Сейчас существуют сайты (например, rentafriend.com), которые помогают людям найти друга в реальном мире; их появление связано скорее с человеческим желанием общаться, чем с одиночеством как таковым. А если учесть ослабление социальных связей, старение населения и рост числа людей, живущих поодиночке, можно задаться вопросом, не прав ли Теодор Зельдин, провокационный оксфордский мыслитель, в своем предположении, что одиночество может стать самой серьезной проблемой XXI века.
Согласно недавнему опросу, 4,7 миллиона человек в Великобритании не имеют ни одного близкого друга. Опрос, проведенный Би-би-си, показал, что 33 процента британцев, 27 из которых – лица в возрасте от 18 до 24 лет, чувствуют себя «выброшенными за борт» цифровыми средствами коммуникации, в то время как 85 процентов заявляют, что предпочитают общение лицом к лицу с друзьями и семьей.
Виктор Майер-Шенбергер, автор книги «Удалить: искусство забывать в эпоху цифровых технологий» (Delete: the virtue of forgetting in the digital age), говорит, что наше растущее желание фиксировать каждый аспект своего существования связано с уменьшением количества близких отношений в реальной жизни, в частности из-за падения рождаемости и малочисленности семей. Поскольку мы больше не принимаем участия в традиционном общении между поколениями, мы начинаем опираться на цифровые файлы, чтобы сохранить воспоминания и убедиться, что и сами не забыты.
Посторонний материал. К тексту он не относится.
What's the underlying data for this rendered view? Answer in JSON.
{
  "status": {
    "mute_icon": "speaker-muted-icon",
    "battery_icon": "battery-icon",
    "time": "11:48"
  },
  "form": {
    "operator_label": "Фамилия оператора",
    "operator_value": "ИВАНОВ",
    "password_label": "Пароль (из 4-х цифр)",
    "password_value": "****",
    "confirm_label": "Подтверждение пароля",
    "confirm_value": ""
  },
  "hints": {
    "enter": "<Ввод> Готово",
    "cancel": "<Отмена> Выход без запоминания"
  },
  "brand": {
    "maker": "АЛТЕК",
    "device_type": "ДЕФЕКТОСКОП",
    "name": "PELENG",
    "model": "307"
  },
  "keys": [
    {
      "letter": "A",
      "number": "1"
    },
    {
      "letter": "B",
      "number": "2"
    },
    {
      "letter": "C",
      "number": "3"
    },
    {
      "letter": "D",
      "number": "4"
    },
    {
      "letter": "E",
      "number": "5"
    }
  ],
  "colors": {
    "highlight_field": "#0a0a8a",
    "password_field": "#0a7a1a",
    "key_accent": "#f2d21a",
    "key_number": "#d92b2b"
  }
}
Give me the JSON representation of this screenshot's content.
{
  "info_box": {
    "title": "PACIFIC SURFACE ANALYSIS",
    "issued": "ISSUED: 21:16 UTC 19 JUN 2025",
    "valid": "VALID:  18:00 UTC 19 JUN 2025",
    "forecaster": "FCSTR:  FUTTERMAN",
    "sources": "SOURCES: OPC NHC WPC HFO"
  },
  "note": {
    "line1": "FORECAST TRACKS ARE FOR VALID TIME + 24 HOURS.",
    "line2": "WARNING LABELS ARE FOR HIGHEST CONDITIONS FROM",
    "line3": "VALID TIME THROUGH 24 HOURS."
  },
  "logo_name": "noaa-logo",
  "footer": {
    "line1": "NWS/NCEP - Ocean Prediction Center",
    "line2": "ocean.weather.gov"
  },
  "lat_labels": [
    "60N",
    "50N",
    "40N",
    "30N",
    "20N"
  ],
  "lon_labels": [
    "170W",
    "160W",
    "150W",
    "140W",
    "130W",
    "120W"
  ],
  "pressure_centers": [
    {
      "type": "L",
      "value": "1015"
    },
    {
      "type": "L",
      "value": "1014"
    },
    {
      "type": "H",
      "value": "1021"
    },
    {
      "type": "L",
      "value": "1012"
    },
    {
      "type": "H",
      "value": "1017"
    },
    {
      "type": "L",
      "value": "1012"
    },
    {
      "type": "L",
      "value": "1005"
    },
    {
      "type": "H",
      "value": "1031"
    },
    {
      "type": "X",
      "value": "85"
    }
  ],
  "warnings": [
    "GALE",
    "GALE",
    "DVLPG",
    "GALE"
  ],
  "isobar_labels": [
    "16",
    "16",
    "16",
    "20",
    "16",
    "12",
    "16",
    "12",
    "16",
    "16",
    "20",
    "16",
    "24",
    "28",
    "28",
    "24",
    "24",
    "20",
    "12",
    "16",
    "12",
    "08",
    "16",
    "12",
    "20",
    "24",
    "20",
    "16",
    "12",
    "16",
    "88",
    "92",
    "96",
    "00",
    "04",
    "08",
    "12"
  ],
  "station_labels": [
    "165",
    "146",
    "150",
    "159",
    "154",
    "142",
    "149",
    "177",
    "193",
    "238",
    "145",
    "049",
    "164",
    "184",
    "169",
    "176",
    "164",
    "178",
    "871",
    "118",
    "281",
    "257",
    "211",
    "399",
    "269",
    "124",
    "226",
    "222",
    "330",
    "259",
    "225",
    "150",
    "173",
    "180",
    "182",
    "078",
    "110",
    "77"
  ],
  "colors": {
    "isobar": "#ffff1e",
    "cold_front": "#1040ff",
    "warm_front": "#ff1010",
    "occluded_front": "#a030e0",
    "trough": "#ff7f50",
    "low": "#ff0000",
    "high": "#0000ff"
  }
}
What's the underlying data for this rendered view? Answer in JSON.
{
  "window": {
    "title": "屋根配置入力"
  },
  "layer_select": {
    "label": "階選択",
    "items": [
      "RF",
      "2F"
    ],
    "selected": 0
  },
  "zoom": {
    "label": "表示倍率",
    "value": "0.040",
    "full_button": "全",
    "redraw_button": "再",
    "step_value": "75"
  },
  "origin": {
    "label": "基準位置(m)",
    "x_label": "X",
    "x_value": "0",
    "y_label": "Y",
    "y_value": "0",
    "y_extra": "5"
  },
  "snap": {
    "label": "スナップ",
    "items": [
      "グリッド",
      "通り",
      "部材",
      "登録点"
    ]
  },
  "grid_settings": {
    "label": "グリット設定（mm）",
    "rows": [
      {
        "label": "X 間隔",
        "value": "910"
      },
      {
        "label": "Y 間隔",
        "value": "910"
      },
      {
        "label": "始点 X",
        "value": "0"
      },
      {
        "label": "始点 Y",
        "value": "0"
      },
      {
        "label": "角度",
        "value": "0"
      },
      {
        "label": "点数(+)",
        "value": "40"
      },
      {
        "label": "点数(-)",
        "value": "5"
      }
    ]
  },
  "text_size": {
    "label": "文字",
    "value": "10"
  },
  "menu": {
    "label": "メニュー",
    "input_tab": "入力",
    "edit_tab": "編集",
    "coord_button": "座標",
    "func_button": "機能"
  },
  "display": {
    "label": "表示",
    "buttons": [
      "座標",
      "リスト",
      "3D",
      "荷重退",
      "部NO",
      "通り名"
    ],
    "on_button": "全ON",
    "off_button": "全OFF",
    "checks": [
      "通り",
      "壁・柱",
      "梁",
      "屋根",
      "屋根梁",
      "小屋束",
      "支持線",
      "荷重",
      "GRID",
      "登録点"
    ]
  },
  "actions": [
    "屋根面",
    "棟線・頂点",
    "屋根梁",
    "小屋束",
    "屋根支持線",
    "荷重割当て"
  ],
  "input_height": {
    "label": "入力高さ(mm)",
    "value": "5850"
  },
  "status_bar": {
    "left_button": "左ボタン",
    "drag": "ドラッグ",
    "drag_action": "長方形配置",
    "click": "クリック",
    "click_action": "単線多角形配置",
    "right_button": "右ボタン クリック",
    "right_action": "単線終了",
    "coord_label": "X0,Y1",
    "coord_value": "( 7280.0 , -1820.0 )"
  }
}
Естественно, долговечность таких файлов сомнительна. Винт Серф, один из «отцов интернета», недавно заявил: технологии развиваются настолько быстро, что данные могут попасть в «черную дыру» и в один далеко не прекрасный день стать недоступными. Он также дал совет: если мы действительно хотим что-то сохранить, лучше распечатать это на бумаге.
Наше ощущение цифровой нестабильности может быть связано с некоторыми недавними событиями, начиная с применения оружия массового поражения и банкротства компании «Энрон»[6]6
Корпорация Энрон (англ. Enron Corporation) – американская энергетическая компания, обанкротившаяся в 2001 году. Банкротство компании, произошедшее в итоге крупного скандала, получившего название «Дело Энрон», стало одним из крупнейших в мировой истории.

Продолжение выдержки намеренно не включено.